28. The medical system as claimed in claim 17, wherein the covering is produced from a plastic material.

29. The medical system as claimed in claim 17, wherein the covering is formed from irregular filaments disposed in a network-like manner and having a filament thickness of between 0.1 μm and 3 μm.

30. The medical system as claimed in claim 17, wherein the covering has a biocompatible coating.

31. The medical system as claimed in claim 30, wherein the coating contains one of fibrin or heparin.
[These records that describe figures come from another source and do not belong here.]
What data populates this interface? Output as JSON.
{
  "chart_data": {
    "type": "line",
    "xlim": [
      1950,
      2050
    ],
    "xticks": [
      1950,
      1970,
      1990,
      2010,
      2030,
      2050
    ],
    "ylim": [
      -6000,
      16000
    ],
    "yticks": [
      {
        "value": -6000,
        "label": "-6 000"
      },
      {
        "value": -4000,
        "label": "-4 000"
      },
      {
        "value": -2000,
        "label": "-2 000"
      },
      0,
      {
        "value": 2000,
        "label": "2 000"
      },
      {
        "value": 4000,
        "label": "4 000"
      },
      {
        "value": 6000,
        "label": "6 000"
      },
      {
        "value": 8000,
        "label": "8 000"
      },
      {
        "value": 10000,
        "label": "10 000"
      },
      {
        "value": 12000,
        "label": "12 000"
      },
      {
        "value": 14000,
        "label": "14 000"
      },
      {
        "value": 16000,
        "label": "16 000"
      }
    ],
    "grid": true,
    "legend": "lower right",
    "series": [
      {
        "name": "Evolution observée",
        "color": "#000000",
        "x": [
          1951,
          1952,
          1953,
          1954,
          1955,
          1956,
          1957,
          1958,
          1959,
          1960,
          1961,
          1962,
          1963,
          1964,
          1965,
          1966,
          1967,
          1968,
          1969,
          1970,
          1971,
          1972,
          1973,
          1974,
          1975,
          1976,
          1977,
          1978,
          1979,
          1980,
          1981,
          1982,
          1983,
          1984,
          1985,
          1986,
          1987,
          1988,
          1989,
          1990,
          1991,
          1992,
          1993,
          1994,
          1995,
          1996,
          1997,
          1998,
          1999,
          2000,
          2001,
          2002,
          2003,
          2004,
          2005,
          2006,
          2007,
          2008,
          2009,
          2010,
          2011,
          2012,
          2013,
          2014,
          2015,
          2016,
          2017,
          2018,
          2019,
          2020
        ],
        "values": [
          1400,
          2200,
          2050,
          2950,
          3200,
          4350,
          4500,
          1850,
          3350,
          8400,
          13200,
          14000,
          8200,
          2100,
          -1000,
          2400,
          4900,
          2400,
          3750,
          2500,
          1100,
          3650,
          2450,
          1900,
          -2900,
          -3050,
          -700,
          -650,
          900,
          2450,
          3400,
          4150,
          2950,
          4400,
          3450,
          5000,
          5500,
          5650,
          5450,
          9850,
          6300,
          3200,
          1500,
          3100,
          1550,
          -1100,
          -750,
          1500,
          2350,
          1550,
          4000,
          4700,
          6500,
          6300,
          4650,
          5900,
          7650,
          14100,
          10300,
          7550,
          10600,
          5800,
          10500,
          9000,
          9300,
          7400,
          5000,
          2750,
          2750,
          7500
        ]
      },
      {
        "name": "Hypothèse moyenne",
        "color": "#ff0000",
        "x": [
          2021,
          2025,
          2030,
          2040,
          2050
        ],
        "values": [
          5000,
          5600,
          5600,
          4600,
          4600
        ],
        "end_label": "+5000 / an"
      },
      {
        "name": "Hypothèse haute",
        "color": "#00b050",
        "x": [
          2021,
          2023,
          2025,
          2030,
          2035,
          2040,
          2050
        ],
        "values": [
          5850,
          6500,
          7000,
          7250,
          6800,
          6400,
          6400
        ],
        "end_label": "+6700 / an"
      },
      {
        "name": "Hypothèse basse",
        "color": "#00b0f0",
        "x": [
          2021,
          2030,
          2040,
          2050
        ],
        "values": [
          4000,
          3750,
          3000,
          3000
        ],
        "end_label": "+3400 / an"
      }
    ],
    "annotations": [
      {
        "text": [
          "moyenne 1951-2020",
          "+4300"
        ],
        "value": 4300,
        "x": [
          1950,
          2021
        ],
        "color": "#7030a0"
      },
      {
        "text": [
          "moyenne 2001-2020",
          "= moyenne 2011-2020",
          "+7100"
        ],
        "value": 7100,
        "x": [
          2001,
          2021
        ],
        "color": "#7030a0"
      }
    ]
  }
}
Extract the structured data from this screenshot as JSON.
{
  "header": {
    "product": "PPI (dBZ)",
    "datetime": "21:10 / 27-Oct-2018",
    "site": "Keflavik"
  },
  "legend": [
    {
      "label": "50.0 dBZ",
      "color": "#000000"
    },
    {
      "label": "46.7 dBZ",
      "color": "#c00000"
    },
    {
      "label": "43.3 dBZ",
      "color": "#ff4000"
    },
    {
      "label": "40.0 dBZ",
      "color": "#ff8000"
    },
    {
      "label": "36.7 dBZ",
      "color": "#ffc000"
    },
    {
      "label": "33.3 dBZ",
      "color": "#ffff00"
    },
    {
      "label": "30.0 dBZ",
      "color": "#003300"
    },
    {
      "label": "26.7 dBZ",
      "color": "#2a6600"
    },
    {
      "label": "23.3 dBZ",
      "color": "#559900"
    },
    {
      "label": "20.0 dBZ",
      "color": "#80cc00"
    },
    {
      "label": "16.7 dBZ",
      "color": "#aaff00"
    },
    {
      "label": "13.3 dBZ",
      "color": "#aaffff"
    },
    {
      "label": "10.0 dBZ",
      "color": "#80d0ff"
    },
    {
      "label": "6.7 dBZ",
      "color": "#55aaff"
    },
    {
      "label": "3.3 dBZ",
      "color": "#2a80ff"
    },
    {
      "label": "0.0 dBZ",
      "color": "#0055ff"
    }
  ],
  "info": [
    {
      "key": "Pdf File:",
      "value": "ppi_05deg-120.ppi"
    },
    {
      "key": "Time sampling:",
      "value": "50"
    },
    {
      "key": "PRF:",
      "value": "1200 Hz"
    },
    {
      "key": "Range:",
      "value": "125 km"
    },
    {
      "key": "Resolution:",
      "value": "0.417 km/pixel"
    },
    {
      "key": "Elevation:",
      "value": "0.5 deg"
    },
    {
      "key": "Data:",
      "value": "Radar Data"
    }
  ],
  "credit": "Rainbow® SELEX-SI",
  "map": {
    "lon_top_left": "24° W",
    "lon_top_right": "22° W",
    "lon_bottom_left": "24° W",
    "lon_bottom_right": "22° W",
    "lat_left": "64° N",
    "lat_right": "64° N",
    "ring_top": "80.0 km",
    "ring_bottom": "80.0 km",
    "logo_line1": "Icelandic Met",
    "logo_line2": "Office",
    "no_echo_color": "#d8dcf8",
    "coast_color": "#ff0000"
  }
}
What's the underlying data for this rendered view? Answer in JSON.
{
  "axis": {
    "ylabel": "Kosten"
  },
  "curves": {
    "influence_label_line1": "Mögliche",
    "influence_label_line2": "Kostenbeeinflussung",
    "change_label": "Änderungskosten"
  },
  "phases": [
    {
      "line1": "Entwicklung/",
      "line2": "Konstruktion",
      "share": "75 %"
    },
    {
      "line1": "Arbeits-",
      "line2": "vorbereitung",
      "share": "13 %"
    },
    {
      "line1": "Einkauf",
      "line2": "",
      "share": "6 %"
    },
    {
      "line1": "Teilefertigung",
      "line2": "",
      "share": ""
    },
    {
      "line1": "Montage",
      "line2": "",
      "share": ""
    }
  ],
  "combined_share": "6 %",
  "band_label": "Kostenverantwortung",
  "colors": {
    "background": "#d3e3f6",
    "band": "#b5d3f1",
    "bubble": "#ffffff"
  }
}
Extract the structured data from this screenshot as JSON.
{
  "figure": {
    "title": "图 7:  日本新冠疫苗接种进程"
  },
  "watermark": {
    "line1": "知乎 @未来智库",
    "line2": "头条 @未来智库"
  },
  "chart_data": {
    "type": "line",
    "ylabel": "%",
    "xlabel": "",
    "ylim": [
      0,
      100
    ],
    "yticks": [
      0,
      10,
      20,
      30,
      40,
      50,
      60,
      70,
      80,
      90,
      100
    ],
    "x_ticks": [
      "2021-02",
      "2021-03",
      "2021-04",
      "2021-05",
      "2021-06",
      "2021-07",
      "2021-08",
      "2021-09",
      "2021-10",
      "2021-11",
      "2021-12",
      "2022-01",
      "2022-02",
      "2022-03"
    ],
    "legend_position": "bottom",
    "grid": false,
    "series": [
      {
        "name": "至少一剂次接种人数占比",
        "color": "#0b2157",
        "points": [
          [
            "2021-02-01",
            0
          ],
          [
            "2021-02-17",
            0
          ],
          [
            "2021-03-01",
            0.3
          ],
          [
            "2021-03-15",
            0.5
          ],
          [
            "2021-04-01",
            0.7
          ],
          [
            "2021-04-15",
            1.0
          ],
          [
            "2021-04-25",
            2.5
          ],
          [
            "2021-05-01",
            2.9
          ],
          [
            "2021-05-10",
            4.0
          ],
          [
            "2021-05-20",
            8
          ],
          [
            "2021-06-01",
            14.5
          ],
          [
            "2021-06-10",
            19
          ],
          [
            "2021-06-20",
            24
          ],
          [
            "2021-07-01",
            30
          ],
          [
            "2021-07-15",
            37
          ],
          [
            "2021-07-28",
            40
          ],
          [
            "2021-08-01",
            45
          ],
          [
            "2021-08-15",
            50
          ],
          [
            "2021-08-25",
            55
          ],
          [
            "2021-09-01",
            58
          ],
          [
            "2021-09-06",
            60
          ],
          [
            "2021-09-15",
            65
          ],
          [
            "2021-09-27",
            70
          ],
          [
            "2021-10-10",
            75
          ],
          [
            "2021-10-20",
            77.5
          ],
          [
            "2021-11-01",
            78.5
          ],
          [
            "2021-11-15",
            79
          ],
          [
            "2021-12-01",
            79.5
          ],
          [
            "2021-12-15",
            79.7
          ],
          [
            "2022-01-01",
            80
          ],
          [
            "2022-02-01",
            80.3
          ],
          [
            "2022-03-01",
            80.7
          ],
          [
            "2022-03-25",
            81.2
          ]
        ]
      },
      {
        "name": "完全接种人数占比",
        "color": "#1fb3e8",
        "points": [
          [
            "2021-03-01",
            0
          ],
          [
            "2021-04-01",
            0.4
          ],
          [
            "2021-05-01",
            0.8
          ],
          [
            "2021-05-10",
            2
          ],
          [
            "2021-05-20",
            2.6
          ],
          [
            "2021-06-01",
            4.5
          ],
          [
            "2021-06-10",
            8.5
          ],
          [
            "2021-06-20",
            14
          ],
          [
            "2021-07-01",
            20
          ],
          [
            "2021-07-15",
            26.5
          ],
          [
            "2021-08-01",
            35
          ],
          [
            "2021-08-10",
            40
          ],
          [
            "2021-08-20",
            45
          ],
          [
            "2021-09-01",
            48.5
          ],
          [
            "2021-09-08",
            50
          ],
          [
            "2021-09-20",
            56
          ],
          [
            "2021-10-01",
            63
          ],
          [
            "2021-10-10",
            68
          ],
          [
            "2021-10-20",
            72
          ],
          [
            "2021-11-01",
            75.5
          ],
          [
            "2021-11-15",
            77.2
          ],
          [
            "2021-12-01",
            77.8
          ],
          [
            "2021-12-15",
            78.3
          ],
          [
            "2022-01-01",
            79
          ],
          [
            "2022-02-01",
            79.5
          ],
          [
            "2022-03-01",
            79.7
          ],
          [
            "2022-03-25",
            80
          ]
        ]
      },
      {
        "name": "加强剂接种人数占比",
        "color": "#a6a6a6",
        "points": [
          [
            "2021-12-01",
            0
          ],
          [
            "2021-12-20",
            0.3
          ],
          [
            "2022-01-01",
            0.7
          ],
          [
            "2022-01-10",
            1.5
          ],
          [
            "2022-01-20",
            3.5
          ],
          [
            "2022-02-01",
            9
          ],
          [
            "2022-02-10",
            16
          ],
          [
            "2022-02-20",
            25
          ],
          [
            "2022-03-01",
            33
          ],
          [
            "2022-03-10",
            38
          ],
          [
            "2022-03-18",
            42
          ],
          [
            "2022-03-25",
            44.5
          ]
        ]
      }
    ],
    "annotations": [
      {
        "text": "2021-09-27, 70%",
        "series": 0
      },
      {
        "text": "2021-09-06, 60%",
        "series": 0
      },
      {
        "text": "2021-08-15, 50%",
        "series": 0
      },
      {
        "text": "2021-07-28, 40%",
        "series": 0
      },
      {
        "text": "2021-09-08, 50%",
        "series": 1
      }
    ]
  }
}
32. The medical system as claimed in claim 31, wherein the heparin is one of covalently bonded to the fibrin or incorporated into the fibrin.

33. A medical system for the treatment of stenosis in intracranial blood vessels comprising:

a compressible and self-expandable implant for covering the stenosis, the implant having a mesh structure at least a section of which is provided with a covering produced from an electrospun fabric having irregularly sized pores; and

a balloon catheter for dilating the stenosis and for delivering the implant into the blood vessel,

wherein the covering has at least 10 pores with a size of between one of 5 μm2 and 15 μm2 or at least 15 μm2 over an area of 100000 μm2.

34. The medical system as claimed in claim 33, wherein the balloon catheter has at least two channels and a balloon, wherein an inflation channel of the at least two channels is in fluid communication with the balloon, and a delivery channel of the at least two channels extends through the balloon, and wherein the delivery channel has a proximal inlet opening and a distal outlet opening for deploying the implant.

35. The medical system as claimed in claim 34, wherein the balloon catheter comprises three X-ray markers, wherein a first X-ray marker is disposed in a region of the distal outlet opening of the delivery channel, a second X-ray marker is disposed in a region of a distal balloon end, and a third X-ray marker is disposed in a region of a proximal balloon end.

36. A medical system for the treatment of stenosis in intracranial blood vessels comprising:

a compressible and self-expandable implant for covering the stenosis, the implant having a mesh structure at least a section of which is provided with a covering produced from an electrospun fabric having irregularly sized pores; and

a balloon catheter for dilating the stenosis and for delivering the implant into the blood vessel,

wherein the balloon catheter has at least an inflation channel, a delivery channel, and a balloon, wherein the inflation channel is in fluid communication with the balloon, and the delivery channel extends through the balloon, and wherein the delivery channel has a proximal inlet opening and a distal outlet opening for deploying the implant.